Наскоро попили чайку – с дымом и хвойным духом, с горящими угольками, нечаянно заскочившими в котелок – прыгуны эти добавили напитку своего вкуса, заправили чай сахаром, загрызли сухарями и отправились в обратный путь.
Думали, что дорога домой также обойдётся без приключений, ан не получилось – в лесу наткнулись на группу пленных, которые под охраной полицаев и двух немцев-автоматчиков заготавливали дрова.
– Интересно, где тут поблизости лагерь такой имеется, где содержались бы пленные? – задал себе невесёлый вопрос Чердынцев, лёжа под густой елью и наблюдая за лесорубами. Что-то ни разведчики об этом ничего не знают, ни в штабе полковника Игнатьева – оттуда ни одного намёка не поступало, даже полунамёка и то не было, и Октябрина ничего не говорила…
Неужели пленные прибыли в последние дни и сведения о них ещё не успели просочиться в народ? Интересно, интересно… Пленных было пятнадцать человек – Чердынцев пересчитал их трижды, охранников же – на немецкий манер, чтобы была кратность, – пять человек. Двое фрицев с автоматами и трое полицаев с винтовками.
Пленные работали молча, угрюмо, нехотя. Четыре человека пилили невысокие, чтобы легче было вывезти, деревья, двое обрубали сучья, остальные готовились выволочь лесины из чащи. Поскольку ни лошадей, ни тракторишки какого-нибудь завалящего поблизости не было видно, стало понятно: эти бедолаги поволокут брёвна на себе… Жалко было людей. Чердынцев ощутил, что к щеке у него прилипло что-то щекотное, клейкое, смахнул досадливо ладонью, но невидимая налипь продолжала держаться, он понял: это нервное… Нервы, увы, ни к чёрту стали, лечиться надо. Все болезни, говорят, от нервов происходят.

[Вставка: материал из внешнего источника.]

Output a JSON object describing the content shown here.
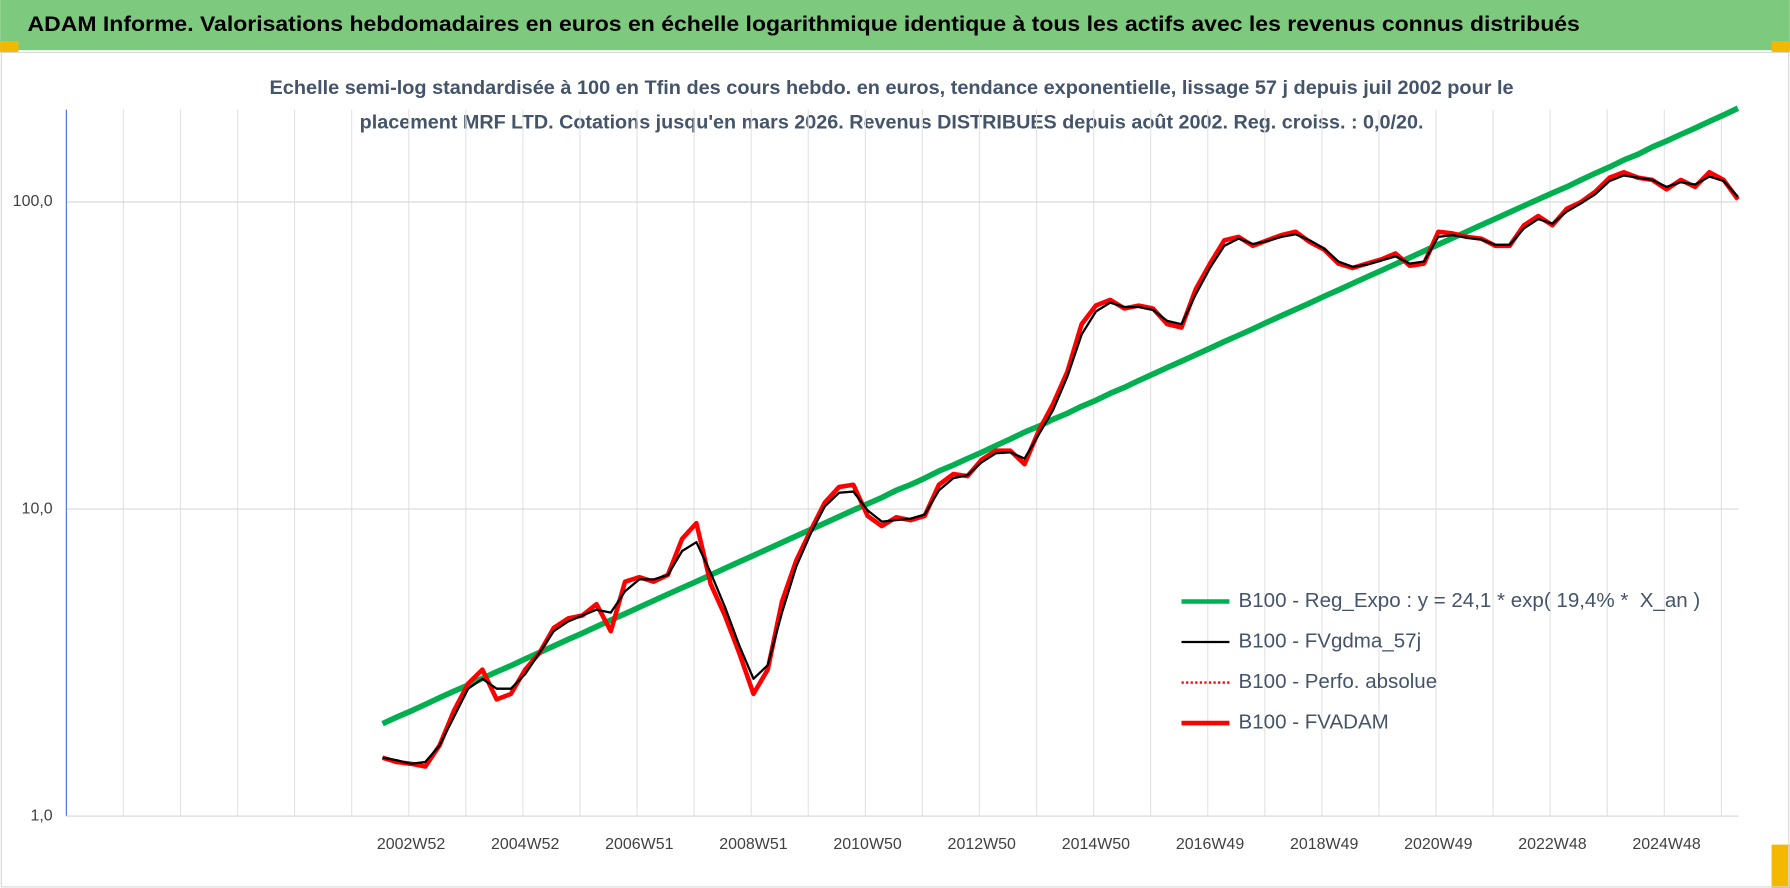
{
  "chart_data": {
    "type": "line",
    "title": "ADAM Informe. Valorisations hebdomadaires en euros en échelle logarithmique identique à tous les actifs avec les revenus connus distribués",
    "subtitle": [
      "Echelle semi-log standardisée à 100 en Tfin des cours hebdo. en euros, tendance exponentielle, lissage 57 j depuis juil 2002 pour le",
      "placement MRF LTD. Cotations jusqu'en mars 2026. Revenus DISTRIBUES depuis août 2002. Reg. croiss. : 0,0/20."
    ],
    "categories": [
      null,
      null,
      "2002W52",
      null,
      null,
      null,
      null,
      null,
      null,
      null,
      "2004W52",
      null,
      null,
      null,
      null,
      null,
      null,
      null,
      "2006W51",
      null,
      null,
      null,
      null,
      null,
      null,
      null,
      "2008W51",
      null,
      null,
      null,
      null,
      null,
      null,
      null,
      "2010W50",
      null,
      null,
      null,
      null,
      null,
      null,
      null,
      "2012W50",
      null,
      null,
      null,
      null,
      null,
      null,
      null,
      "2014W50",
      null,
      null,
      null,
      null,
      null,
      null,
      null,
      "2016W49",
      null,
      null,
      null,
      null,
      null,
      null,
      null,
      "2018W49",
      null,
      null,
      null,
      null,
      null,
      null,
      null,
      "2020W49",
      null,
      null,
      null,
      null,
      null,
      null,
      null,
      "2022W48",
      null,
      null,
      null,
      null,
      null,
      null,
      null,
      "2024W48",
      null,
      null,
      null,
      null,
      null
    ],
    "series": [
      {
        "name": "B100 - Reg_Expo : y = 24,1 * exp( 19,4% *  X_an )",
        "color": "#00b050",
        "style": "solid",
        "width": 5,
        "values": [
          2.0,
          2.1,
          2.2,
          2.31,
          2.43,
          2.55,
          2.67,
          2.81,
          2.95,
          3.09,
          3.25,
          3.41,
          3.58,
          3.76,
          3.94,
          4.14,
          4.35,
          4.56,
          4.79,
          5.03,
          5.28,
          5.54,
          5.81,
          6.1,
          6.41,
          6.73,
          7.06,
          7.41,
          7.78,
          8.17,
          8.57,
          9.0,
          9.45,
          9.92,
          10.4,
          10.9,
          11.5,
          12.0,
          12.6,
          13.3,
          13.9,
          14.6,
          15.3,
          16.1,
          16.9,
          17.8,
          18.6,
          19.6,
          20.5,
          21.6,
          22.6,
          23.8,
          24.9,
          26.2,
          27.5,
          28.9,
          30.3,
          31.8,
          33.4,
          35.1,
          36.8,
          38.6,
          40.6,
          42.6,
          44.7,
          46.9,
          49.3,
          51.7,
          54.3,
          57.0,
          59.8,
          62.8,
          65.9,
          69.2,
          72.7,
          76.3,
          80.1,
          84.1,
          88.2,
          92.6,
          97.2,
          102,
          107,
          112,
          118,
          124,
          130,
          137,
          143,
          151,
          158,
          166,
          174,
          183,
          192,
          202
        ]
      },
      {
        "name": "B100 - FVgdma_57j",
        "color": "#000000",
        "style": "solid",
        "width": 2,
        "values": [
          1.55,
          1.52,
          1.48,
          1.5,
          1.7,
          2.1,
          2.6,
          2.8,
          2.6,
          2.6,
          2.9,
          3.4,
          4.0,
          4.3,
          4.5,
          4.7,
          4.6,
          5.4,
          5.9,
          5.9,
          6.1,
          7.3,
          7.8,
          6.2,
          4.8,
          3.6,
          2.8,
          3.1,
          4.6,
          6.5,
          8.3,
          10.2,
          11.3,
          11.4,
          9.9,
          9.1,
          9.2,
          9.3,
          9.6,
          11.5,
          12.6,
          12.9,
          14.2,
          15.2,
          15.3,
          14.6,
          17.5,
          21,
          27,
          37,
          44,
          47,
          45.5,
          45.5,
          44.5,
          41,
          40,
          50,
          61,
          72,
          76,
          73,
          74.5,
          77,
          78.5,
          75,
          70.5,
          64,
          61.5,
          62.5,
          64.5,
          66.5,
          63,
          64,
          77,
          78,
          76.5,
          75.5,
          72.5,
          72.5,
          82,
          88,
          85,
          93,
          99,
          106,
          117,
          122,
          120,
          118,
          112,
          116,
          114,
          121,
          117,
          104
        ]
      },
      {
        "name": "B100 - Perfo. absolue",
        "color": "#ff0000",
        "style": "dotted",
        "width": 1.5,
        "values": [
          1.55,
          1.5,
          1.48,
          1.45,
          1.7,
          2.2,
          2.7,
          3.0,
          2.4,
          2.5,
          3.0,
          3.4,
          4.1,
          4.4,
          4.5,
          4.9,
          4.0,
          5.8,
          6.0,
          5.8,
          6.1,
          8.0,
          9.0,
          5.7,
          4.5,
          3.4,
          2.5,
          3.0,
          5.0,
          6.8,
          8.5,
          10.5,
          11.8,
          12.0,
          9.5,
          8.8,
          9.4,
          9.2,
          9.5,
          12.0,
          13.0,
          12.8,
          14.5,
          15.5,
          15.5,
          14.0,
          18,
          22,
          28,
          40,
          46,
          48,
          45,
          46,
          45,
          40,
          39,
          52,
          63,
          75,
          77,
          72,
          75,
          78,
          80,
          74,
          70,
          63,
          61,
          63,
          65,
          68,
          62,
          63,
          80,
          79,
          77,
          76,
          72,
          72,
          84,
          90,
          84,
          95,
          100,
          108,
          120,
          125,
          120,
          118,
          110,
          118,
          112,
          125,
          118,
          102
        ]
      },
      {
        "name": "B100 - FVADAM",
        "color": "#ff0000",
        "style": "solid",
        "width": 4,
        "values": [
          1.55,
          1.5,
          1.48,
          1.45,
          1.7,
          2.2,
          2.7,
          3.0,
          2.4,
          2.5,
          3.0,
          3.4,
          4.1,
          4.4,
          4.5,
          4.9,
          4.0,
          5.8,
          6.0,
          5.8,
          6.1,
          8.0,
          9.0,
          5.7,
          4.5,
          3.4,
          2.5,
          3.0,
          5.0,
          6.8,
          8.5,
          10.5,
          11.8,
          12.0,
          9.5,
          8.8,
          9.4,
          9.2,
          9.5,
          12.0,
          13.0,
          12.8,
          14.5,
          15.5,
          15.5,
          14.0,
          18,
          22,
          28,
          40,
          46,
          48,
          45,
          46,
          45,
          40,
          39,
          52,
          63,
          75,
          77,
          72,
          75,
          78,
          80,
          74,
          70,
          63,
          61,
          63,
          65,
          68,
          62,
          63,
          80,
          79,
          77,
          76,
          72,
          72,
          84,
          90,
          84,
          95,
          100,
          108,
          120,
          125,
          120,
          118,
          110,
          118,
          112,
          125,
          118,
          102
        ]
      }
    ],
    "ylim": [
      1,
      200
    ],
    "yticks": [
      {
        "value": 1,
        "label": "1,0"
      },
      {
        "value": 10,
        "label": "10,0"
      },
      {
        "value": 100,
        "label": "100,0"
      }
    ],
    "log_scale": true,
    "grid": true,
    "legend": "lower right"
  }
}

Он отполз к своим спутникам, лежавшим в стороне от ели, потёр щёку снегом, желая избавиться от неприятного нервного ощущения, но снег не помог.
– Значит, так, мужики, – проговорил он свистящим шёпотом, – пленных надо освободить.
– И мы за то же, товарищ командир, – поддерживая его, произнёс Фабричный. Вооружён он был карабином. Автомата не признавал, считая его баловством, больше всего любил родную трёхлинеечку, но винтовка в походе была тяжела, поэтому он взял с собою карабин.